Success is overrated. Everyone craves it despite daily proof that man’s real genius lies in quite the opposite direction. Incompetence is what we are good at: it is the quality that marks us off from animals and we should learn to revere it.
Stephen Pile (author of The Incomplete Book of Failures: The Official Handbook of the Not Terribly Good Club of Great Britain)

Any fact facing us is not as important as our attitude toward it, for that determines our success or failure.
— Norman Vincent Peale

Fred Astaire was described by one studio that rejected him as a balding, skinny actor who can dance a little.

Thomas Edison’s first teacher called him “addled,” and others said he would never make a success of anything.

Einstein’s parents were afraid he was retarded. A teacher told him he would never amount to anything.

Puccini, the great composer, had a music teacher who said that he had no talent and gave up on him.

The University of Vienna rejected Gregor Mendel, the founder of genetics. One of his professors wrote, “Mendel lacks the requisite clarity of thought to be a scientist.”

We don’t like their sound. Groups with guitars are on the way out.
— Decca Recording Company, rejecting the Beatles


Affirmative prayer

What is it on this planet that needs doing that I know something about, that probably won’t happen unless I take responsibility for it?
What can I do today to offer my gift and serve the greater good? 
Who is in front of me to serve? 
How can I approach everything I do more creatively, with greater love?
I commit myself to doing good work today.
I’ll take care of the quantity and do my best.
I trust God with the quality, knowing that the results are not my responsibility.
I release all judgments, knowing that love is the only measure of success that counts. 


Introducing an inspiring friend: 

On that same note, here’s a bit from Seth Godin on interpreting criticism: 

Criticism of your idea is usually based on assumptions about the world as it is. Jackson Pollock could never have made it as a painter in the world as it was. And Harry Potter was rejected by just about everyone because for it to succeed the way kids read would have to change.

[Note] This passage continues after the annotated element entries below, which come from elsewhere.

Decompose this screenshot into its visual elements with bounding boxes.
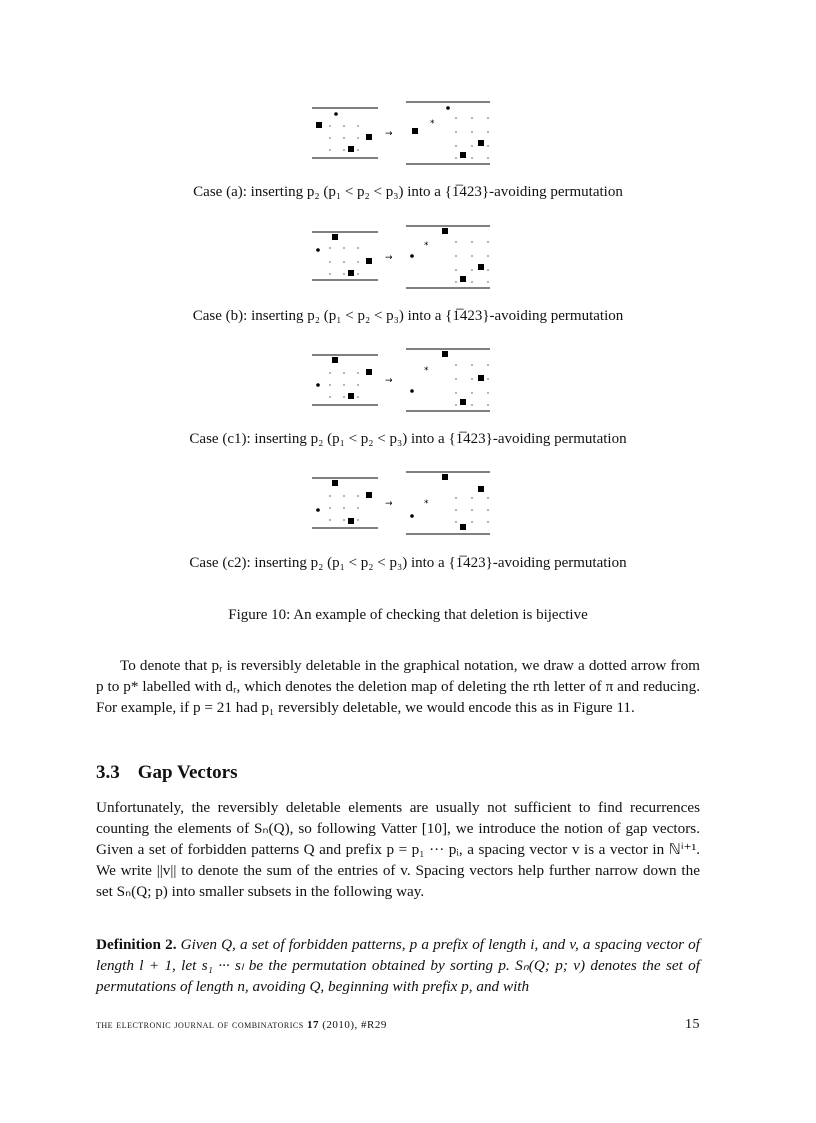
caption-case-c2: Case (c2): inserting p₂ (p₁ < p₂ < p₃) into a {1̅423}-avoiding permutation <box>189 555 627 571</box>
arrow-a: → <box>385 129 393 139</box>
figure-caption: Figure 10: An example of checking that deletion is bijective <box>228 607 588 623</box>
arrow-c1: → <box>385 376 393 386</box>
star-c1: * <box>424 366 429 376</box>
journal-name: the electronic journal of combinatorics <box>96 1019 304 1031</box>
star-b: * <box>424 241 429 251</box>
caption-case-c1: Case (c1): inserting p₂ (p₁ < p₂ < p₃) into a {1̅423}-avoiding permutation <box>189 431 627 447</box>
definition-text: Given Q, a set of forbidden patterns, p a prefix of length i, and v, a spacing vector of length l + 1, let s₁ ··· sₗ be the permutation obtained by sorting p. Sₙ(Q; p; v) denotes the set of permutations of length n, avoiding Q, beginning with prefix p, and with <box>96 936 700 995</box>
diagram-case-c1 <box>300 345 500 415</box>
section-number: 3.3 <box>96 762 120 783</box>
section-title: Gap Vectors <box>137 762 238 783</box>
definition-label: Definition 2. <box>96 936 177 953</box>
journal-issue: (2010), #R29 <box>322 1019 387 1031</box>
paragraph-reversibly-deletable <box>96 655 700 718</box>
diagram-case-a <box>300 98 500 168</box>
caption-case-b: Case (b): inserting p₂ (p₁ < p₂ < p₃) into a {1̅423}-avoiding permutation <box>192 308 624 324</box>
definition-2 <box>96 934 700 997</box>
caption-case-a: Case (a): inserting p₂ (p₁ < p₂ < p₃) into a {1̅423}-avoiding permutation <box>193 184 623 200</box>
page-number: 15 <box>685 1017 700 1032</box>
journal-volume: 17 <box>306 1019 319 1031</box>
arrow-c2: → <box>385 499 393 509</box>
page-footer <box>96 1019 700 1031</box>
paragraph-gap-vectors: Unfortunately, the reversibly deletable elements are usually not sufficient to find recurrences counting the elements of Sₙ(Q), so following Vatter [10], we introduce the notion of gap vectors. Given a set of forbidden patterns Q and prefix p = p₁ ··· pᵢ, a spacing vector v is a vector in ℕⁱ⁺¹. We write ||v|| to denote the sum of the entries of v. Spacing vectors help further narrow down the set Sₙ(Q; p) into smaller subsets in the following way. <box>96 799 700 900</box>
diagram-case-b <box>300 222 500 292</box>
diagram-case-c2 <box>300 468 500 538</box>
star-a: * <box>430 119 435 129</box>
section-heading <box>96 762 238 784</box>
star-c2: * <box>424 499 429 509</box>
arrow-b: → <box>385 253 393 263</box>
paragraph-1-text: To denote that pᵣ is reversibly deletable in the graphical notation, we draw a dotted arrow from p to p* labelled with dᵣ, which denotes the deletion map of deleting the rth letter of π and reducing. For example, if p = 21 had p₁ reversibly deletable, we would encode this as in Figure 11. <box>96 657 700 716</box>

The useful element of this sort of criticism isn't the fact that people embracing the status quo don't like your idea. Of course they don't. The interesting question is: what about the world as it is would have to change for your idea to be important?

Starbucks had no chance if they were going to focus on the sort of person who bought coffee at Dunkin Donuts or a diner, and the iPad couldn't possibly succeed if people were content to use computers the way they were already using them.